People respond to stories far better than dry facts and numbers. That’s not to say that you ignore those things and don’t include them somewhere in your training, but to be really powerful and memorable they need context. Building a story around facts and numbers in a setting that your learners can relate to – a simple example of this would be a case study – can illustrate their importance and make them memorable.

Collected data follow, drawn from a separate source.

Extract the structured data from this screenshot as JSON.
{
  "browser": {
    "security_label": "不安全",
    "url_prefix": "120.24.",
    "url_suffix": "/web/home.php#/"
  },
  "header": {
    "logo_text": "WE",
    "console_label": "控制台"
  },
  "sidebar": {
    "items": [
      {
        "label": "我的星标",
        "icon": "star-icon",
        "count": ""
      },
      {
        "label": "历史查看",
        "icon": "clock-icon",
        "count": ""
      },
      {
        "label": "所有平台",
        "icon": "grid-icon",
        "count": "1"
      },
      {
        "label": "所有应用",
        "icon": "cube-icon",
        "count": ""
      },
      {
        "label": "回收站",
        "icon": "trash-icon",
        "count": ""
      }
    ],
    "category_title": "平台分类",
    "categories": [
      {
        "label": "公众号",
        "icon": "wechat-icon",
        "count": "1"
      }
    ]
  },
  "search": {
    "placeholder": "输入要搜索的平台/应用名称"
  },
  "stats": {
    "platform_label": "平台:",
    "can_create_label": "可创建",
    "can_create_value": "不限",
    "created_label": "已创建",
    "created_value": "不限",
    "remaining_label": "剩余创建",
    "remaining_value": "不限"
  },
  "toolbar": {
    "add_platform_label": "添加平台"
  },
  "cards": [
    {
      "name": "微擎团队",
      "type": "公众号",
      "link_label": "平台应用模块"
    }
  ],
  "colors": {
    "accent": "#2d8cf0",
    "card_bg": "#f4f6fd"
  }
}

2. Using video Unfortunately, we see many training videos used to simply drop information, just like the dry facts and figures previously mentioned. But if someone has to re-watch your video countless times to pause and write stuff down, you’ll turn them off. If you really need to provide facts, figures and stats in your e-learning, consider creating a PDF document that your learners can download and print off for themselves. Tell a story in which these have context via the video, but give them the raw information via some other means.


3. Variety


Nobody wants to spend hours watching training videos, or clicking through a glorified PowerPoint, or downloading reams of documents. But if your e-learning uses a variety of media and delivers the right information using the best vehicle for it, it can be far more engaging than just using one of those things start to finish.


4. Gamification


In its simplest form, gamification is about challenge (learn something), play (reinforce what you’ve learned) and reward (get rewarded for your effort). There are many ways to achieve this in e-learning from simply creating an interactive quiz to making an actual game from the training content.


Why? Because it can transform your e-learning from a chore to something more fun, more effective and more engaging. It also incentivises learners to continue; in all our e-learning, points, badges and certificates are gained for completing modules while in some cases points earned are exchanged for actual physical prizes. It’s very powerful!


5. Aunty Mavis and Uncle Bob ‘Aunty Mavis’ is that person in your organisation who is least interested in your e-learning. She doesn’t really care that much about doing it and will make any excuse not to. ‘Uncle Bob’ doesn’t want to take part in the e-learning because he already knows everything. At least he thinks he does. However, if your e-learning can be designed to appeal to both these characters


– if it’s delivered using the right media, using stories that they can relate to, and they feel rewarded for completing it rather than punished for not doing it – your engagement will move much closer to that 100 per cent.


There are many more factors to consider when building effective e-learning, but if you get these principles right, you’ll be a lot closer to gaining the best return on your investment by having an engaged workforce better motivated to improve their skills for both their benefit and yours.